Ranking the Top 10 Point Guards in the NBA

11 of 11

1. Chris Paul

Feb 23, 2013; Los Angeles, CA, USA; Los Angeles Clippers guard Chris Paul (3) is defended by Utah Jazz guard Alec Burks (10) at the Staples Center. The Clippers defeated the Jazz 107-94. Mandatory Credit: Kirby Lee-USA TODAY Sports

I thought long and hard before I settled on Chris Paul as the top point guard in the league.  I thought about Parker’s playoff pedigree, and the championships, and how Paul is the sexy choice but not necessarily the best point guard right now; but then I remembered one thing: Chris Paul was born to play point guard, and pretending that he’s not the very best at what he does would be heresy.

Here’s a personal anecdote on Chris Paul that I remembered when making this decision: I went to three or four random Golden State Warriors games when Paul was in town with the Hornets about four, five, maybe six years ago.  I hadn’t selected those Warriors-Hornets games for any particular reason; the opportunity was presented to me to go to a game, and I went simply because I wanted to see a game.

Each and every one of those games were competitive.  Neither the Warriors nor the Hornets had very good teams at that point in time.  All of those games took on the same shape, where a close game at halftime turned into a 4-8 point Hornets lead in the third quarter, and every time the Warriors would lose by approximately 10-12 points.

The one thing I distinctly remember about each and every one of those games was the poised, polished execution of one Christopher Emmanuel Paul.  Whether it was pick-and-roll with Tyson Chandler that led to an alley-oop, a jumper from the elbow that was practically automatic, or a nifty pass in transition for an easy two points, Paul always had the answer for whatever the Warriors were going to throw at him.  When everyone else on the floor was moving at 100 miles per hour, he looked like he was in slow motion (in a good way).  Always in control, never rattled.
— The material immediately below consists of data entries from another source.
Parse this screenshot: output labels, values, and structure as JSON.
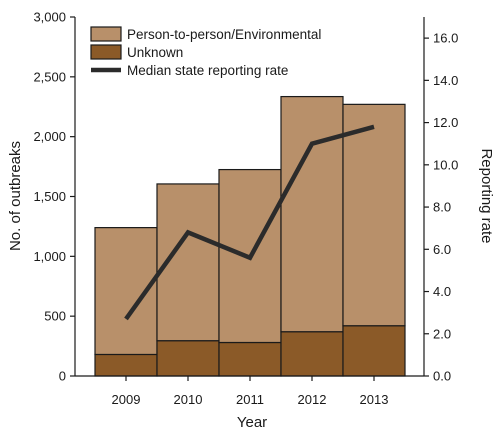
{
  "chart_data": {
    "type": "bar",
    "subtype": "stacked bar with line overlay",
    "categories": [
      "2009",
      "2010",
      "2011",
      "2012",
      "2013"
    ],
    "series": [
      {
        "name": "Unknown",
        "type": "bar",
        "axis": "left",
        "color": "#8b5a28",
        "values": [
          180,
          295,
          280,
          370,
          420
        ]
      },
      {
        "name": "Person-to-person/Environmental",
        "type": "bar",
        "axis": "left",
        "color": "#b8906a",
        "values": [
          1060,
          1310,
          1445,
          1965,
          1850
        ]
      },
      {
        "name": "Median state reporting rate",
        "type": "line",
        "axis": "right",
        "color": "#2b2b2b",
        "values": [
          2.7,
          6.8,
          5.6,
          11.0,
          11.8
        ]
      }
    ],
    "xlabel": "Year",
    "ylabel": "No. of outbreaks",
    "y2label": "Reporting rate",
    "ylim": [
      0,
      3000
    ],
    "yticks": [
      "0",
      "500",
      "1,000",
      "1,500",
      "2,000",
      "2,500",
      "3,000"
    ],
    "y2lim": [
      0,
      17
    ],
    "y2ticks": [
      "0.0",
      "2.0",
      "4.0",
      "6.0",
      "8.0",
      "10.0",
      "12.0",
      "14.0",
      "16.0"
    ],
    "grid": false,
    "legend_position": "top-left"
  }
}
Say what you want about the other guys on this list, but I don’t think there’s a game situation you could throw at Chris Paul where he would not know exactly what do to and when to do it.  I mean, does anyone actually think that Vinny Del Negro knows more about basketball than Chris Paul?  If anyone but Donald Sterling owned the Clippers, Del Negro would be one boneheaded, playoff-costing mistake away from running a summer camp in Encino while Paul leads the Clippers to their first championship as player-coach.

Take a look at this video and ask yourself if there’s any other point guard in the game today that’s on Chris Paul’s level as far as controlling their own play, as well as that of their team and the overall flow of the game.

You could look at his stats, but the truth is that those numbers don’t even begin to describe the effect that he has on a basketball team, and his time in with the Hornets certainly skewed his number because if he wasn’t scoring 20+ points and getting 10+ assists every game, they weren’t ever going to have a chance to win.

Now that he’s with the Clippers, you don’t get that sad feeling when you look at a great player wasting away on a team with no future (I can’t believe I just wrote that about the Clippers).  They’re in a position to make a serious run at the title this year, one of maybe four teams that can say that, five if you’re being incredibly generous to some wild card team like the Knicks or the Pacers.  That’s not possible without Chris Paul, and he’s single-handedly transformed them into a contender and saved Blake Griffin from being the next victim of the Clippers Curse.

You can look at his All-Star Game MVP this year as recognition of his supremacy over all other NBA point guards, but personally, I’m more impressed by his instant removal of that losing stench that the Clippers were mired in for so long.  When you can remove that type of bad juju, you’re doing alright.